The Ocean Race Summit Aarhus is part of a series of high-level events to promote the recognition of the inherent rights of the ocean, held in some of the stopover cities that are hosting the teams as they circumnavigate the planet during The Ocean Race 2022-23.

​​The Ocean Race and partners - including the Government of Cabo Verde and US-based Earth Law Center - are working to give the ocean a voice and gather global support for the adoption of a Universal Declaration of Ocean Rights by 2030.

Johan Strid, Policy and The Ocean Race Summits Director, wrapped up the event calling for the recognition of the inherent rights of the ocean. “We have heard about fantastic local, national and international actions for the ocean. The amazing bio huts in the harbour here in Aarhus. The fantastic kelp growing at the wind farm. The fascinating data collection by the vessels of opportunity. We have learned from some of the most distinguished experts in these fields. We have met a lot of people with a bold vision here today.”

Strid announced that tomorrow, a global group of experts will meet in Aarhus on the “Genova Process” innovation workshop to finalise principles for ocean rights The Ocean Race and partners, including US-based Earth Law Center present to the United Nations in September.

The Ocean Race - the round-the-world sailing event known as the toughest test of a team in sport - holds these high-level Summits to promote ocean action in some of the stopover cities that will be hosting the teams as they circumnavigate the planet. The Summit’s discussions are later analysed and explored with experts in international law, policy, diplomacy and ocean science in a series of workshops called the Genova Process (named after the host city of the Grand Finale - the finish port of the Race).

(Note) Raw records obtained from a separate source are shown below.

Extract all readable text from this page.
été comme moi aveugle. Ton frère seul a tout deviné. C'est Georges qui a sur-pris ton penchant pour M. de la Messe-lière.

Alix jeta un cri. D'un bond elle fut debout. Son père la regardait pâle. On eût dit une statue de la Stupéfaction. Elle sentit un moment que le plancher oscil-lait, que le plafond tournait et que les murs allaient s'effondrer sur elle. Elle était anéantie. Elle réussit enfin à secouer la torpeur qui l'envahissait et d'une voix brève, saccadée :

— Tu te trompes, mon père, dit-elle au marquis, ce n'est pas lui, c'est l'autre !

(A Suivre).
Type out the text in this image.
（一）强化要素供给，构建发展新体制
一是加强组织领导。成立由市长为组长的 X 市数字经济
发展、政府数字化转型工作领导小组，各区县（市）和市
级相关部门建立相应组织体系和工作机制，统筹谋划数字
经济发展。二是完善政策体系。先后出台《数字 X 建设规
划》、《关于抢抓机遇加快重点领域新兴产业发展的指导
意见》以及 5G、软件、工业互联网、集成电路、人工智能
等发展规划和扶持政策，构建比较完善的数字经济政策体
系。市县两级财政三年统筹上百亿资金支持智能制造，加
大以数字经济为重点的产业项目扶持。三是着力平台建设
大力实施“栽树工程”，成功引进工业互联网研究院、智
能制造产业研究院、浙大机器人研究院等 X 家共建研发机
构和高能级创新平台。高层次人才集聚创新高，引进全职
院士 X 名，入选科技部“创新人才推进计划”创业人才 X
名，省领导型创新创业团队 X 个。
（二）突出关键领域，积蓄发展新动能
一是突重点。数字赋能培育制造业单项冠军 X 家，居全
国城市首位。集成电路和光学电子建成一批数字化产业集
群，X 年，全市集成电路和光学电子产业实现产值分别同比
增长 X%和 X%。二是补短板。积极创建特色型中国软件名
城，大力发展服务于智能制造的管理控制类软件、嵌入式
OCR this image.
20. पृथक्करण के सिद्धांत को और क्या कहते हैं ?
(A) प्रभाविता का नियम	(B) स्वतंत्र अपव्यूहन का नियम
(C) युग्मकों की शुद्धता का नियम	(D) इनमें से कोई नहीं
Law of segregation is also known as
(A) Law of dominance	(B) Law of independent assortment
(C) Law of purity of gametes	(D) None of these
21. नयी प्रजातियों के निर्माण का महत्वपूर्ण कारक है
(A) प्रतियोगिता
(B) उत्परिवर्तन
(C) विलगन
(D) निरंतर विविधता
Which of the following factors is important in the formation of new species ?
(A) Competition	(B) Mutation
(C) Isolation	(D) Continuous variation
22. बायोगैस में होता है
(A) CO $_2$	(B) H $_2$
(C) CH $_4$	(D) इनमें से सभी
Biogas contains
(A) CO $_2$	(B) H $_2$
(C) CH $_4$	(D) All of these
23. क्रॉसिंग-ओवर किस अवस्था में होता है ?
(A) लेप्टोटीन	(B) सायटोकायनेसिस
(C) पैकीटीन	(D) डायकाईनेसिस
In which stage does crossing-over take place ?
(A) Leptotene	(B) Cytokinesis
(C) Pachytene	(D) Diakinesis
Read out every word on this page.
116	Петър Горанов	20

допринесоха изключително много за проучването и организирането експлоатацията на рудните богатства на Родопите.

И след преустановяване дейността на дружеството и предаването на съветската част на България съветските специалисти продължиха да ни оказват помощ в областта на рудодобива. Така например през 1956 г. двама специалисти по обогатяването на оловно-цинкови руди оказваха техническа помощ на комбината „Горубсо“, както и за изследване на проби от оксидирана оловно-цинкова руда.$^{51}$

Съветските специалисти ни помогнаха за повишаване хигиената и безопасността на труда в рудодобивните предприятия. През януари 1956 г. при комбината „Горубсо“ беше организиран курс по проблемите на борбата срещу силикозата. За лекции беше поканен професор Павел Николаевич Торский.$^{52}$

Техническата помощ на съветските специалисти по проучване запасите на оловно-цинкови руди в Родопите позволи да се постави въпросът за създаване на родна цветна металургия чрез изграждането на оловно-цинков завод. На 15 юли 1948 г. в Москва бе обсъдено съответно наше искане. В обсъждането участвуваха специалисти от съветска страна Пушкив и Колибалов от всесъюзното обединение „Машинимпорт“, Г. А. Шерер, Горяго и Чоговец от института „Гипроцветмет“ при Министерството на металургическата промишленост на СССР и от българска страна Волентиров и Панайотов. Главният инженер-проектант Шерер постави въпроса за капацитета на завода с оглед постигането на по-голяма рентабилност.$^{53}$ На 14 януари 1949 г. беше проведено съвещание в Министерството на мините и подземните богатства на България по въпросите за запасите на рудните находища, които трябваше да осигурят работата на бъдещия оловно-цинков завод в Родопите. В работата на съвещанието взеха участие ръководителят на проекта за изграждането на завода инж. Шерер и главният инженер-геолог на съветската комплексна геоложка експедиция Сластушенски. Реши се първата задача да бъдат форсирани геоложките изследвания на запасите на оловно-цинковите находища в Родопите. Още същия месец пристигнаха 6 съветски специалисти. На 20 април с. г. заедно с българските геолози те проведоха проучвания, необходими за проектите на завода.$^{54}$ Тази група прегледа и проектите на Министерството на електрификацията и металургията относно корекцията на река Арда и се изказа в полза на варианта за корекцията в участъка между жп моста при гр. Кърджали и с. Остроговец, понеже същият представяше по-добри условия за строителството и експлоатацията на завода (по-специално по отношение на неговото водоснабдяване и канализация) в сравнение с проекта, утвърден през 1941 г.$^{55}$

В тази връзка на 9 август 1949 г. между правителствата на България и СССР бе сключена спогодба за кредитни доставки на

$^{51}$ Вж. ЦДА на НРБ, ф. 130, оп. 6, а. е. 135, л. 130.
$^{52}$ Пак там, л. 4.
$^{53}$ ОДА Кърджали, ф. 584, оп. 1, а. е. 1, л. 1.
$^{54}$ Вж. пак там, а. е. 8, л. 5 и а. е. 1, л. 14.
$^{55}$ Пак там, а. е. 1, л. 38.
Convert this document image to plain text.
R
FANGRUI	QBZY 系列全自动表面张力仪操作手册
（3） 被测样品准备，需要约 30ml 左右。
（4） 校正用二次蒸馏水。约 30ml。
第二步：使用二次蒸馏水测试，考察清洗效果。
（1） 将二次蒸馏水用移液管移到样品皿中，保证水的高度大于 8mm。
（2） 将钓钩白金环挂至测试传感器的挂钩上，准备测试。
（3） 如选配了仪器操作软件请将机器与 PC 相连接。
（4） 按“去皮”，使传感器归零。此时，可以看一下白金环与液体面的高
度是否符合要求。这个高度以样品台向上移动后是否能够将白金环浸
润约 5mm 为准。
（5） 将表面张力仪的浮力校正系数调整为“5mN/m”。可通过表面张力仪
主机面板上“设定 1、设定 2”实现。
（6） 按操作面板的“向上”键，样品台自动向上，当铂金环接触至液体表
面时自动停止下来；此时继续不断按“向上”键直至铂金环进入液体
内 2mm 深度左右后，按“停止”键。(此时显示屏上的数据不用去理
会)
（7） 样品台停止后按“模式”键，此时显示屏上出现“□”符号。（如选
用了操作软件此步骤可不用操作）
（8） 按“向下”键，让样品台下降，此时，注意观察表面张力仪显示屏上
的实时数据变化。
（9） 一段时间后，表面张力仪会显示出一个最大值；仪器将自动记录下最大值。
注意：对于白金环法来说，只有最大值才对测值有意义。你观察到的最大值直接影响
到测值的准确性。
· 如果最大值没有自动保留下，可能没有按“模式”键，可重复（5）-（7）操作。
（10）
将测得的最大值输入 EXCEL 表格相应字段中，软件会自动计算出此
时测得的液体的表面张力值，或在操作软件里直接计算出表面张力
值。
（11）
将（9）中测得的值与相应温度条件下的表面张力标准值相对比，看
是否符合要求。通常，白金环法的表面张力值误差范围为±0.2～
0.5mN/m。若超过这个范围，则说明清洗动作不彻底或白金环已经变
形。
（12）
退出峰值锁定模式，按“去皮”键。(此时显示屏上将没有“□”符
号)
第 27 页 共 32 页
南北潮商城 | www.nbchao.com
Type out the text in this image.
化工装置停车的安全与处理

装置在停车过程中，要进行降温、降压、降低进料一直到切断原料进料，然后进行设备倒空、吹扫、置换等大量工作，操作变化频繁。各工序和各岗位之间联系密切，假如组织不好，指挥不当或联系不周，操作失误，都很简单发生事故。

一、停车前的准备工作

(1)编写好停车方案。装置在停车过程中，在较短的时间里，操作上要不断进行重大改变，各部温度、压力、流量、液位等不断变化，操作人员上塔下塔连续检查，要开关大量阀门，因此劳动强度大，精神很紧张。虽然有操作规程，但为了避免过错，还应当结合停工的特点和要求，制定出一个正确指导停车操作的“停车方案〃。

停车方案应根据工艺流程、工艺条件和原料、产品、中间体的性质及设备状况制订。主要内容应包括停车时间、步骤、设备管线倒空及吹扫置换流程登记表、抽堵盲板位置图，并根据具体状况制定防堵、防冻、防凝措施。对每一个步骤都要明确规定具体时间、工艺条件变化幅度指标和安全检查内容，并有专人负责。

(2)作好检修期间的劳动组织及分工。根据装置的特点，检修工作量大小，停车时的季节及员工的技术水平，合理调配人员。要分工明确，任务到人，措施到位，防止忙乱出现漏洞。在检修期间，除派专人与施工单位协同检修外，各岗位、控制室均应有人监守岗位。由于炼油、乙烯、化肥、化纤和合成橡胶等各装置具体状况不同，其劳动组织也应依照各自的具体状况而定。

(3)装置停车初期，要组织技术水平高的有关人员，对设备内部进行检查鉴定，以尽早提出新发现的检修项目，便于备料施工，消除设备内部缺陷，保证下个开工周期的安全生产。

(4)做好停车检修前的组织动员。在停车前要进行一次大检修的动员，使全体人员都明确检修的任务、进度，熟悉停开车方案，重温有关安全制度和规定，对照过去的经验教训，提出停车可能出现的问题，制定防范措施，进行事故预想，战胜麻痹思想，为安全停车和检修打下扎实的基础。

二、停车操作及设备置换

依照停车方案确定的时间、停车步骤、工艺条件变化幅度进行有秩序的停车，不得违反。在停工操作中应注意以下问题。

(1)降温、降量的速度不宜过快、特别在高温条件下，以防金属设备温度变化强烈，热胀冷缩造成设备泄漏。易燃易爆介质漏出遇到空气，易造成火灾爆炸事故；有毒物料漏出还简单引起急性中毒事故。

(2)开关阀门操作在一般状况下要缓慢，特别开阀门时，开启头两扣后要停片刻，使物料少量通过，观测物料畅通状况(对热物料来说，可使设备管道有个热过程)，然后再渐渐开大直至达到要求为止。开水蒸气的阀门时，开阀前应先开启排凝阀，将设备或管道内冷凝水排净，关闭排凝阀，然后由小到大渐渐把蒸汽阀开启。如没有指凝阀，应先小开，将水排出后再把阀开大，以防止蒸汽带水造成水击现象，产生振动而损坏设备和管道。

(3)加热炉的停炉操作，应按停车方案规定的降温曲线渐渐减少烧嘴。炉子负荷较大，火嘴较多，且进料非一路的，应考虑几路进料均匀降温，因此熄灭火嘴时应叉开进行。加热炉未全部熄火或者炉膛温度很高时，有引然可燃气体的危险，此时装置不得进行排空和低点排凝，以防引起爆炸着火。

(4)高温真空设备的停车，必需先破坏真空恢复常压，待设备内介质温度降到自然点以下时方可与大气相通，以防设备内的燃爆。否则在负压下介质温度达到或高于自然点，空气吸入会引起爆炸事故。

The Ocean Race Summits are a key part of The Ocean Race’s multi-award winning ‘Racing with Purpose’ sustainability programme developed in collaboration with 11th Hour Racing, a Premier Partner of The Ocean Race.

The Ocean Race started from Alicante, Spain, on 15 January 2023 and will end in Genova The Grand Finale in June 2023. It consists of seven legs with stopovers in eight cities around the world: Mindelo, Cabo Verde; Cape Town, South Africa; Itajaí, Brazil; Newport, Rhode Island, USA; Aarhus, Denmark; and The Hague, The Netherlands.

The sixth and penultimate Leg of the race sees the VO65 fleet rejoin the IMOCAs for a
three day 800-nautical mile (921-mile/1,482-kilometre) sprint from Aarhus to The Hague in the Netherlands – with the IMOCA fleet making a fly-by visit to the German city Kiel.Sailing.City. while the VO65s race directly to The Hague. Much of the early part of the leg takes place in coastal waters, where making the most of the thermal breezes caused by land heating and cooling – as well as dealing effectively with coastal currents – could be
key to success.

Denmark’s second largest city, Aarhus sits on the eastern shore of Jutland in the Kattegat sea approximately 187 kilometres north west of the country’s capital, Copenhagen. The city’s first involvement with The Ocean Race came during the 2017–18 edition when the fleet took part in a popular ‘fly-by’ of the port on the way from Gothenburg, Sweden to The Hague in the Netherlands on the final leg of the race.

Aarhus is ranked ninth on the index of the world’s most sustainable tourist destinations, after being scored on a range of sustainability parameters with a particular focus on events and conferences.